Three-month copper on the London Metal Exchange CMCU3 rose 1.5% to $7,591 a tonne by 0356 GMT, while the most-traded September copper contract on the Shanghai Futures Exchange SCFcv1 advanced 2.1% to 58,350 yuan ($8,640.86) a tonne.
The dollar slipped for a fourth straight session as traders waited on a rate hike decision from the U.S. Federal Reserve and for any clues about whether hints of a slowing economy will prompt a shift away from its focus on inflation.
Chinese miner MMG Ltd 1208.HK said on Monday it had suspended its copper production targets for the year following a 60% output drop due to a long protest at its Las Bambas mine in Peru, which significantly disrupted operations.
Last week, miners Vale SA VALE3.SA and Antofagasta Plc ANTO.L cut their 2022 copper production outlook.
“These miners … have been struggling to meet the bottom end of their guidance ranges and in some cases lowering below. That’s providing some offset to the slowing demand growth,” said CRU analyst Craig Lang.
Metals prices have been plagued by weak demand in top consumer China due to COVID-19 outbreaks and fears of a global economic slowdown as central banks seek to hike interest rates to control high inflation.

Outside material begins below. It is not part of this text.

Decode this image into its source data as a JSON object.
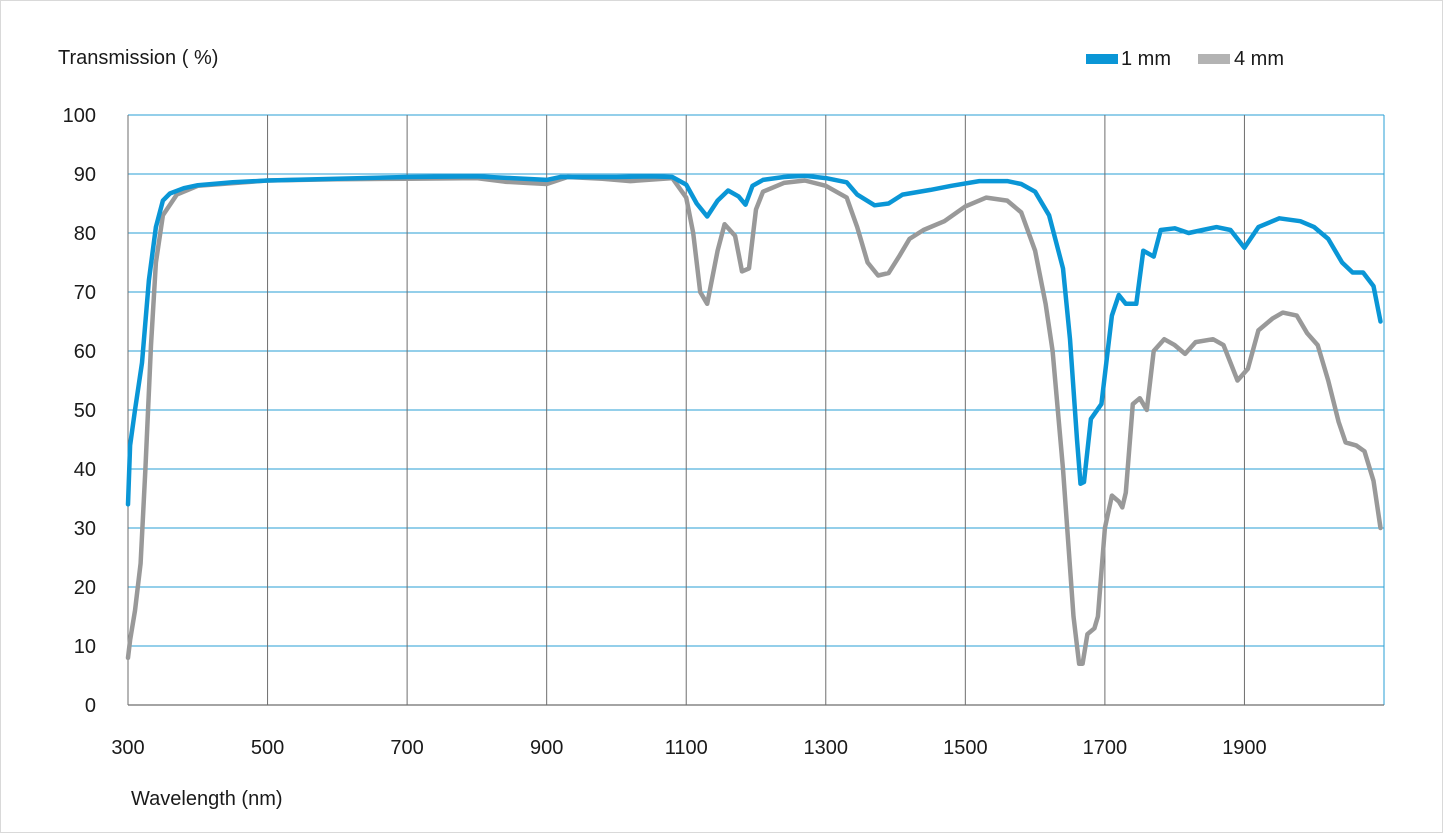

Despite Tuesday’s rise, prices of copper, often used as a gauge of global economic health, have dropped 30% since hitting a record high of $10,845 a tonne in March.
LME aluminium CMAL3 rose 0.9% to $2,431 a tonne, LME zinc CMZN3 increased 1.4% to $3,026 a tonne, ShFE nickel SNIcv1 climbed 4.3% to 170,910 yuan a tonne, and ShFE tin SSNcv1 jumped 2.5% to 197,960 yuan a tonne.
Meanwhile, dozens of non-governmental organisations have sent a letter to Tesla Inc TSLA.O Chief Executive Elon Musk to not invest in the nickel industry in Indonesia, the world’s biggest producer of the metal, on environmental concerns.